Dans 80 circonscriptions, on compte plus de trois candidats indépendants en concurrence, tandis que les duels strictement partisans restent limités à une poignée de localités. Cette configuration accentue l’incertitude du scrutin et dilue l’influence exclusive des grands partis.

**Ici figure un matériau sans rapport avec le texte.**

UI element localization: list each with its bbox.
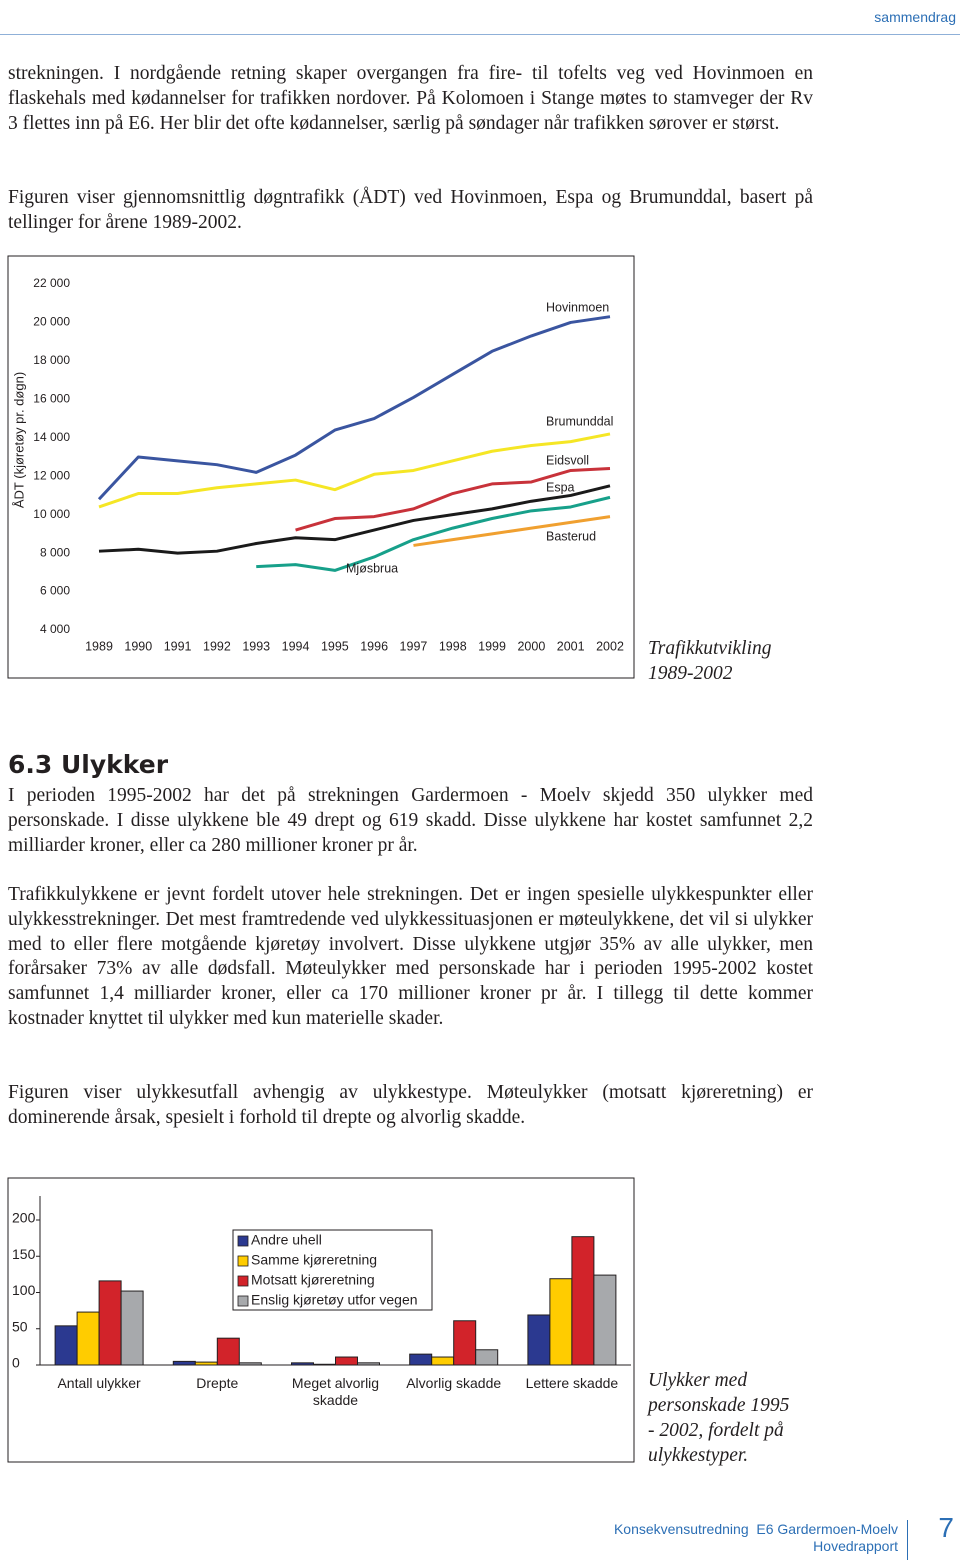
line-series: [256, 495, 611, 572]
legend-swatch: [237, 1275, 249, 1287]
x-tick-label: 1997: [400, 639, 428, 653]
paragraph: Trafikkulykkene er jevnt fordelt utover …: [8, 884, 813, 1029]
y-tick-label: 16 000: [33, 392, 70, 406]
x-tick-label: 1990: [124, 639, 152, 653]
bar: [335, 1356, 358, 1366]
y-tick-label: 20 000: [33, 315, 70, 329]
bar: [453, 1320, 477, 1366]
y-tick-label: 8 000: [40, 545, 70, 559]
accident-chart: 0 50 100 150 200 Andre uhell Samme kjøreretnin…: [7, 1177, 635, 1463]
legend-label: Motsatt kjøreretning: [251, 1272, 375, 1288]
y-tick-label: 14 000: [33, 430, 70, 444]
bar: [120, 1290, 144, 1366]
paragraph: Figuren viser gjennomsnittlig døgntrafik…: [8, 187, 813, 233]
x-tick-label: Antall ulykker: [57, 1375, 141, 1391]
legend-label: Samme kjøreretning: [251, 1252, 377, 1268]
y-tick-label: 0: [12, 1355, 20, 1371]
line-series: [295, 467, 611, 532]
paragraph: I perioden 1995-2002 har det på streknin…: [8, 785, 813, 856]
bar: [409, 1353, 433, 1366]
line-series: [98, 432, 611, 509]
bar: [475, 1349, 499, 1366]
bar: [431, 1356, 455, 1366]
legend-swatch: [237, 1295, 249, 1307]
series-label: Basterud: [546, 529, 596, 543]
line-series: [97, 315, 611, 501]
y-axis-label: ÅDT (kjøretøy pr. døgn): [11, 372, 26, 508]
y-tick-label: 22 000: [33, 276, 70, 290]
y-tick-label: 150: [12, 1246, 36, 1262]
bar: [172, 1360, 196, 1366]
header-rule: [0, 34, 960, 35]
y-tick-label: 100: [12, 1282, 36, 1298]
bar: [216, 1337, 240, 1366]
x-tick-label: 1996: [360, 639, 388, 653]
section-header: sammendrag: [874, 9, 956, 25]
line-series: [413, 515, 611, 547]
section-heading: 6.3 Ulykker: [8, 750, 169, 779]
series-label: Hovinmoen: [546, 300, 609, 314]
chart-frame: [7, 1177, 635, 1463]
x-tick-label: Lettere skadde: [525, 1375, 619, 1391]
legend-label: Andre uhell: [251, 1232, 322, 1248]
x-tick-label: 1995: [321, 639, 349, 653]
y-tick-label: 10 000: [33, 507, 70, 521]
traffic-chart: ÅDT (kjøretøy pr. døgn) 4 000 6 000 8 000 1…: [7, 255, 635, 679]
legend-swatch: [237, 1255, 249, 1267]
series-label: Espa: [546, 480, 575, 494]
footer-subtitle: Hovedrapport: [813, 1538, 898, 1554]
page-number: 7: [938, 1512, 954, 1543]
x-tick-label: Meget alvorlig skadde: [291, 1375, 380, 1408]
footer-rule: [907, 1520, 908, 1560]
legend-label: Enslig kjøretøy utfor vegen: [251, 1292, 418, 1308]
series-label: Brumunddal: [546, 414, 613, 428]
series-label: Eidsvoll: [546, 453, 589, 467]
y-tick-label: 4 000: [40, 622, 70, 636]
caption: Trafikkutvikling 1989-2002: [648, 638, 772, 684]
x-tick-label: Drepte: [196, 1375, 239, 1391]
legend-box: [232, 1229, 433, 1311]
bar: [98, 1280, 122, 1366]
bar: [593, 1274, 617, 1366]
bar: [76, 1311, 100, 1366]
paragraph: strekningen. I nordgående retning skaper…: [8, 63, 813, 134]
y-tick-label: 6 000: [40, 584, 70, 598]
x-tick-label: 1992: [203, 639, 231, 653]
x-tick-label: Alvorlig skadde: [406, 1375, 502, 1391]
x-tick-label: 1989: [85, 639, 113, 653]
caption: Ulykker med personskade 1995 - 2002, for…: [648, 1370, 790, 1466]
bar: [571, 1236, 595, 1366]
y-tick-label: 50: [12, 1318, 28, 1334]
chart-frame: [7, 255, 635, 679]
footer-title: Konsekvensutredning E6 Gardermoen-Moelv: [613, 1521, 898, 1537]
x-tick-label: 2002: [596, 639, 624, 653]
x-tick-label: 1991: [164, 639, 192, 653]
x-tick-label: 1994: [282, 639, 310, 653]
legend-swatch: [237, 1235, 249, 1247]
x-tick-label: 1998: [439, 639, 467, 653]
y-tick-label: 18 000: [33, 353, 70, 367]
x-tick-label: 1993: [242, 639, 270, 653]
x-tick-label: 2000: [517, 639, 545, 653]
x-tick-label: 1999: [478, 639, 506, 653]
x-tick-label: 2001: [557, 639, 585, 653]
bar: [549, 1278, 573, 1366]
paragraph: Figuren viser ulykkesutfall avhengig av …: [8, 1082, 813, 1128]
line-series: [98, 484, 611, 555]
bar: [54, 1325, 78, 1366]
bar: [527, 1314, 551, 1366]
y-tick-label: 200: [12, 1210, 36, 1226]
y-tick-label: 12 000: [33, 468, 70, 482]
series-label: Mjøsbrua: [346, 561, 398, 575]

Le Rassemblement des Houphouëtistes pour la démocratie et la paix (RHDP), formation au pouvoir, affiche un dispositif complet, avec des candidats dans toutes les circonscriptions. Le parti présidentiel part avec un avantage initial, bénéficiant déjà de 12 sièges considérés comme acquis, mais devra composer avec la concurrence de candidats indépendants dissidents dans plus de 40 localités.
Dans l’opposition, le Parti démocratique de Côte d’Ivoire (PDCI) a investi 163 candidats pour tenter de renforcer sa présence au Parlement. En revanche, le Parti des peuples africains – Côte d’Ivoire (PPA-CI) de l’ancien président Laurent Gbagbo est absent du scrutin, invoquant une solidarité avec les « prisonniers d’opinion ». Une décision qui ouvre davantage l’espace politique à d’autres acteurs, notamment les indépendants, dans plusieurs bastions traditionnels de l’opposition.
À la veille de l’ouverture de la campagne, le président de la Commission électorale indépendante (CEI), Ibrahime Coulibaly-Kuibiert, a lancé un appel solennel à l’apaisement. Il a exhorté candidats et militants à bannir la haine et les injures, rappelant que « les rendez-vous électoraux ne doivent en aucun cas mettre en péril le climat social ».
Pendant huit jours, la Côte d’Ivoire vivra au rythme des discours, promesses et mobilisations populaires, avant que les électeurs ne tranchent, le 27 décembre, pour dessiner le nouveau visage de la représentation nationale.